Andrea Barth: Generalized Bayesian inversion and its application to S(P)DEs

Speaker
Andrea Barth, Univ. of Stuttgart

Abstract
In numerous applications necessitating the estimation of a quantity of interest, direct observation is not a viable method. Consequently, an alternative quantity is observed that is associated with the quantity of interest. The problem of inferring the quantity of interest from this observation gives rise to the field of inverse problems. In a more general sense, inverse problems can be understood as data-driven model fitting problems, thus arising in numerous applications in the sciences, engineering, and finance. Inverse problems are formally defined as the inversion of well-posed problems, which are often referred to as forward problems. However, it has been observed that the process of inversion of a well-posed problem frequently results in an ill-posed problem. Given the ill-posedness of inverse problems, it is not possible to expect an exact reconstruction of the quantity of interest. Therefore, methods for quantifying the uncertainty associated with the reconstruction are required. To address this issue, Bayesian methods construct a probability distribution that allows for the reconstruction of the quantity of interest and the quantification of the associated uncertainties. In this talk we consider a generalization of a Bayesian inverse problem to allow for infinite-dimensional input and output spaces. Additionally the forward map is considered stochastic, lifting the standard assumption of additive, independent noise.
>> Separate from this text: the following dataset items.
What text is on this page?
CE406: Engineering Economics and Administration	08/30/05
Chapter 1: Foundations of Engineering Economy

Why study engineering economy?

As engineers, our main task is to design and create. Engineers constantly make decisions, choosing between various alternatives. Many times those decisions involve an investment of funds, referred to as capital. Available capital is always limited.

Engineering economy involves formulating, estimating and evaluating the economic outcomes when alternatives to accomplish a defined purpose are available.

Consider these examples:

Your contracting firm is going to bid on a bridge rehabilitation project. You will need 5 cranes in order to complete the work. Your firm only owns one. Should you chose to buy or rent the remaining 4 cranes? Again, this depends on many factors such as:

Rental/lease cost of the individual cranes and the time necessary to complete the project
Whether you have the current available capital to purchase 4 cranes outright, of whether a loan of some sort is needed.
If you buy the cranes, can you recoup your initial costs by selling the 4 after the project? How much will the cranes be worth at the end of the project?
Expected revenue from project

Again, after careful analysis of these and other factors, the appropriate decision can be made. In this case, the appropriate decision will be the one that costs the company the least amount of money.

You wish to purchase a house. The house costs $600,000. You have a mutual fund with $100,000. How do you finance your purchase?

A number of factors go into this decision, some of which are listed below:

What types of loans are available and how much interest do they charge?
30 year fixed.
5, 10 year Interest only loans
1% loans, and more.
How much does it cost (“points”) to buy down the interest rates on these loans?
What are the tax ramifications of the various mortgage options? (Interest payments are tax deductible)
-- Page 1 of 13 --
Thus, this formulation allows the consideration of problems based on stochastic processes and random fields as well as stochastic and random (partial) differential equations. The definition of a consistent finite-dimensional approximation is the essential tool. This is achieved by the definition of a projection, that is associated to a filtration which is interpreted as the information gain. Convergence of the approximation in the number of observation points is proved and the existence of moments can be guaranteed. We close the talk with examples encompassing the reconstruction of coefficient functions of a stochastic (partial) differential equation from path observations and finding the parameters of a covariance kernel of a Gaussian random field from a realization.